But Cde Christopher Mushowe, the Minister of Information, Media and Broadcasting Services, took that unusual step earlier this week in visits to NewsDay, the Daily News and The Financial Gazette. The Minister did not reach out across the aisle on bended knees to silence those beating the drums of unfair criticism of the Zanu-PF government.

While the objective of the visits might have remained a silent one, Cde Mushowe’s rare gesture should be seen as a statement of assurance to the sections of the media in point that they have a big role to play by disseminating not polarised but objective and constructive information that is beneficial to Zimbabweans as one people charged with a monumental task of furthering the revolution that secured our beloved country from a racist and oppressive white regime.

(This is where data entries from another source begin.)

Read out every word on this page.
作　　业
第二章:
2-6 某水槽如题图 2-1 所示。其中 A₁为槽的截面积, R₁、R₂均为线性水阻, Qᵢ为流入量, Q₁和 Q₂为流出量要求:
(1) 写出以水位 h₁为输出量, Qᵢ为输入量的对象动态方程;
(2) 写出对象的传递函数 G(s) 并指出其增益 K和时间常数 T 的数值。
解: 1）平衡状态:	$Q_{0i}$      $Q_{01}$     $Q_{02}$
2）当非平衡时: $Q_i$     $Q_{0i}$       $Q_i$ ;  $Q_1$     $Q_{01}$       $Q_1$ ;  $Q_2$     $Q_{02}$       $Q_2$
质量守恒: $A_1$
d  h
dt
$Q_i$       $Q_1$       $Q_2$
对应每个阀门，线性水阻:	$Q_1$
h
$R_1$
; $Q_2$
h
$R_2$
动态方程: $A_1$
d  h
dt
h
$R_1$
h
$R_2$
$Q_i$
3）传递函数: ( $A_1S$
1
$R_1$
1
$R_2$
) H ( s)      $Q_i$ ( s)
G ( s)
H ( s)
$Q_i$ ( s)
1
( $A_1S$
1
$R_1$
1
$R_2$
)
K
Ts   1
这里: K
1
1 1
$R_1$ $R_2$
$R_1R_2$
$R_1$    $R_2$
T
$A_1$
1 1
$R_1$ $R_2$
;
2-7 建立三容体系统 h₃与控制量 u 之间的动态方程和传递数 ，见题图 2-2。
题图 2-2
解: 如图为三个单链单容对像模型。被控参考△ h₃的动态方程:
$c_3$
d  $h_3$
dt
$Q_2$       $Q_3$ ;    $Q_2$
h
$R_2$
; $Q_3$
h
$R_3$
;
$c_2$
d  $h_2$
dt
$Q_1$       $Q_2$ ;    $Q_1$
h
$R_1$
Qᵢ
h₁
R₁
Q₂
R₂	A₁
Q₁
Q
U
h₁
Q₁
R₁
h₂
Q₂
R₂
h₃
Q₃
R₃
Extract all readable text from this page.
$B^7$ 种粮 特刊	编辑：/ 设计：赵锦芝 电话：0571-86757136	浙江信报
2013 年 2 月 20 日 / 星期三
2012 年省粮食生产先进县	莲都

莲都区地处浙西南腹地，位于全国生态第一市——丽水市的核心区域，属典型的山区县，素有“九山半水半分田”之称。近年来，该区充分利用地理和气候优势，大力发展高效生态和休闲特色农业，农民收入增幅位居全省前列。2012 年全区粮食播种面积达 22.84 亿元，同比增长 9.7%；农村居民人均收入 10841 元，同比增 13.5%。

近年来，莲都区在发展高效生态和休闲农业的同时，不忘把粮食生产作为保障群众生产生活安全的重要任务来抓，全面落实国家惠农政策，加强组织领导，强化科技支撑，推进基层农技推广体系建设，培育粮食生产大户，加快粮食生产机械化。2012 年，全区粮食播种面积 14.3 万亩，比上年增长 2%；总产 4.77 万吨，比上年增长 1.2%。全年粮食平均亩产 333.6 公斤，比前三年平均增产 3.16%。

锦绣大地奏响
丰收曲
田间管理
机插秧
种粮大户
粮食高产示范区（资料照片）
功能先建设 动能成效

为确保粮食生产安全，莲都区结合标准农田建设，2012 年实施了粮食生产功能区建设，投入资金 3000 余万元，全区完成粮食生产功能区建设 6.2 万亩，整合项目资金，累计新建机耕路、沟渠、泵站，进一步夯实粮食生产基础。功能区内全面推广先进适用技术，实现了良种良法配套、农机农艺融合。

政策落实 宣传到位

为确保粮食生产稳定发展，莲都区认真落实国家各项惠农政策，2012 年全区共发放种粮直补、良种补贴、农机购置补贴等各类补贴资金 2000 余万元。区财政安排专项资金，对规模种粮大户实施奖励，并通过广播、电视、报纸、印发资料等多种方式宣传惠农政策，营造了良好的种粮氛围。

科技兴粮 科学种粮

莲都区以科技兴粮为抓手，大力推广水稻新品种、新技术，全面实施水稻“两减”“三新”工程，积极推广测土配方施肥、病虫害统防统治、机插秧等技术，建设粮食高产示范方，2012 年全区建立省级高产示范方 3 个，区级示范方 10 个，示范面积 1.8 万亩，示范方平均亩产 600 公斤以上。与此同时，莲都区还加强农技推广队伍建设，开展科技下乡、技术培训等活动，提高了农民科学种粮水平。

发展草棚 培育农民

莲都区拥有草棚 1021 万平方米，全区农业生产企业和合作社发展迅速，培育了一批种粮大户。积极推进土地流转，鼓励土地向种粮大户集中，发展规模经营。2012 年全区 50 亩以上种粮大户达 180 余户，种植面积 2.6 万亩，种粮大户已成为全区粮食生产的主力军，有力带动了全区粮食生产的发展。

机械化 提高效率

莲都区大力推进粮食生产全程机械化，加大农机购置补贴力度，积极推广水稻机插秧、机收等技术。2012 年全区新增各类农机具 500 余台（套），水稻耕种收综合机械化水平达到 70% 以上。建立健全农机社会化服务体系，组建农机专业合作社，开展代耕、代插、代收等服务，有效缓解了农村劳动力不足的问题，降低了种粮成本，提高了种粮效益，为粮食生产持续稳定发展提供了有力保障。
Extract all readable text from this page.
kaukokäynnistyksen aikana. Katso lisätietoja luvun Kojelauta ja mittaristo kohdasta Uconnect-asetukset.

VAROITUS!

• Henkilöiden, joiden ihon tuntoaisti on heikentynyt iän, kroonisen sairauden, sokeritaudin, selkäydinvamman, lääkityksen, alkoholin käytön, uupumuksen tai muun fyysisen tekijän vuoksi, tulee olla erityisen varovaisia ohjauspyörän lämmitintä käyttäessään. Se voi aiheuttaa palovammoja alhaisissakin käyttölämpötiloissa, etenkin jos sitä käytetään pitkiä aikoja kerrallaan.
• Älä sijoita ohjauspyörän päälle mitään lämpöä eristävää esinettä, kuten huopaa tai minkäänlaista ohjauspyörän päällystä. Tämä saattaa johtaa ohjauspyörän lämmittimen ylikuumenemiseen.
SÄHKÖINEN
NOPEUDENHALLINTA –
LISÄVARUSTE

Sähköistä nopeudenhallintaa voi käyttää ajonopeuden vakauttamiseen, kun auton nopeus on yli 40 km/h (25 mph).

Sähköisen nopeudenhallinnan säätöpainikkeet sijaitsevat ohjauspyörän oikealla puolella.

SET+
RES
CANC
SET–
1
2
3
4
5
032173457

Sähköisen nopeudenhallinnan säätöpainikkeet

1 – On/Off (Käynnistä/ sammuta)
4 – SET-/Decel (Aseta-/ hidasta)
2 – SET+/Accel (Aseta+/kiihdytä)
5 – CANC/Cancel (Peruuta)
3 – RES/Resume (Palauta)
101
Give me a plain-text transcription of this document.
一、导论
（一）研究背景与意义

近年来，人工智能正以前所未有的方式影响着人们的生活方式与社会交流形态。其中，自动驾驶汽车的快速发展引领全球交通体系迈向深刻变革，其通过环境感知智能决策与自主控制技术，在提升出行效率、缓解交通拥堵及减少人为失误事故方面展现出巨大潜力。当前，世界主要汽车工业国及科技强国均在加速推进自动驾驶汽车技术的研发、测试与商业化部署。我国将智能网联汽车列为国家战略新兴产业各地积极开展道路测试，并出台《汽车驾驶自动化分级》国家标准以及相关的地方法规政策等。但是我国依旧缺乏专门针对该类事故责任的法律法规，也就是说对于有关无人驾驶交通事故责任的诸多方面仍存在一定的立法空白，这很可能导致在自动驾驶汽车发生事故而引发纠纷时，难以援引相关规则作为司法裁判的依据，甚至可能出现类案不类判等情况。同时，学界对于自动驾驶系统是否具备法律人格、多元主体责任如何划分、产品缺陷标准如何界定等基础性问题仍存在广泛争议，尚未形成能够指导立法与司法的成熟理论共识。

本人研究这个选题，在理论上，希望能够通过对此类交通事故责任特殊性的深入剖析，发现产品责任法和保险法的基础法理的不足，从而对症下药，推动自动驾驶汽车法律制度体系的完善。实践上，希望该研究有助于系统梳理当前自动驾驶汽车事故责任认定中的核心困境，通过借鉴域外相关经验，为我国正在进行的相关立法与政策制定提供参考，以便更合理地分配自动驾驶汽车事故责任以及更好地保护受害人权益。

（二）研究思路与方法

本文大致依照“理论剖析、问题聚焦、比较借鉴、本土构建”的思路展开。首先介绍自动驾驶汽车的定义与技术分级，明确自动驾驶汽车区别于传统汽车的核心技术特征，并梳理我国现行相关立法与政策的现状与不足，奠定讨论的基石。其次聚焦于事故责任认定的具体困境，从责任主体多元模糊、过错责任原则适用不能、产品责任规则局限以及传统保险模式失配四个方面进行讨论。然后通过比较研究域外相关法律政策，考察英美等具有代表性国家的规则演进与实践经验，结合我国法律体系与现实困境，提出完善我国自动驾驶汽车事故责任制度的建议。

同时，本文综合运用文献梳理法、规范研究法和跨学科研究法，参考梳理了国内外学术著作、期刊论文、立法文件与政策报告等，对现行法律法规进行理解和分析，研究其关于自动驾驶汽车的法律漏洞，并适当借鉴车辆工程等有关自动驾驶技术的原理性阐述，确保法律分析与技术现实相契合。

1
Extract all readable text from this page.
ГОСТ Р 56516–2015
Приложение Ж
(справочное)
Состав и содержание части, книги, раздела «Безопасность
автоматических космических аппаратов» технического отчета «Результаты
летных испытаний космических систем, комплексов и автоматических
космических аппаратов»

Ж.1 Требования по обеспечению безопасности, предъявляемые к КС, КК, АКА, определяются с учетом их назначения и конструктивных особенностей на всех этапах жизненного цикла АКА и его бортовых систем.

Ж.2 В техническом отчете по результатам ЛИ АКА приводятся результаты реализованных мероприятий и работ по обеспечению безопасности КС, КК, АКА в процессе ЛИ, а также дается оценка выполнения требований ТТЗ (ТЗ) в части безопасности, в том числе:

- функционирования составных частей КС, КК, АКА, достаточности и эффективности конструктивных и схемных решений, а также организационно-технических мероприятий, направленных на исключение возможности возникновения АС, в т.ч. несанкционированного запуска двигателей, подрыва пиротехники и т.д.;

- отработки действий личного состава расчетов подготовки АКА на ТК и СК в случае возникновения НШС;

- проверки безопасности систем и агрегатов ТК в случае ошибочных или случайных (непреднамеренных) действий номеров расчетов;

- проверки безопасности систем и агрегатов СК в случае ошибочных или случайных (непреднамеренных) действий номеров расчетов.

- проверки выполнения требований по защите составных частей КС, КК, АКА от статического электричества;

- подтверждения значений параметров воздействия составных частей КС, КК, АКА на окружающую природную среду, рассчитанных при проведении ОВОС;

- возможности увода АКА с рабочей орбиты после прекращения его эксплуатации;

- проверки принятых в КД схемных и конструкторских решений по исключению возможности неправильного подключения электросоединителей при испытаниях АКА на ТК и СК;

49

Governments in some African states and others abroad have locked up journalists behind bars for publishing “lies” and/or for baseless criticism of the state, often at the behest of opposition political parties eager to discredit a sitting government in order to lower its esteem in the eyes of the general populace as the opposition bid to sneak into power themselves.

That here at home a Minister tells the so-called independent press his government has no wish to see journalists arrested but that those who call their vocation a “noble profession” should demonstrate that nobility through truthfulness and constructive journalism, points to a desire for a rapport between the state and media practitioners in developing the country together as a team with journalists exposing and criticizing corruption and other social ills where these rear their ugly heads.

That is the transformative role that media are obligated to play in society, and any writer who went through a reputable school of journalism should be well acquainted with that imperative.

Similarly, any journalist proud of his or her craft should refuse to be turned into a hobby horse by fly-by-night politicians, be they in the opposition or government, for self-gratification or political aggrandisement at the expense of the general population who need truthful information to make informed decisions vis-à-vis their Government and the general state of affairs in the country.

Self-distanciation from cheap dangerous propaganda or some such evil machinations by even a party that one supports is a golden rule that should insulate journalists against being carried by whirlwinds as it were and in the process lose sight of the transformative and constructive role they are supposed to play as patriots.

For instance, if certain sections of Zimbabwean media allow themselves to be turned by enemy foreign governments, or by disgruntled local opposition parties, into political arsonists and go ahead and torch the country, not even they themselves or their relatives will escape the engulfment by the resultant blaze, as not even their offices are safe havens to escape the consuming fire.

Those with eyes to read the writing on this paper-wall should take heed.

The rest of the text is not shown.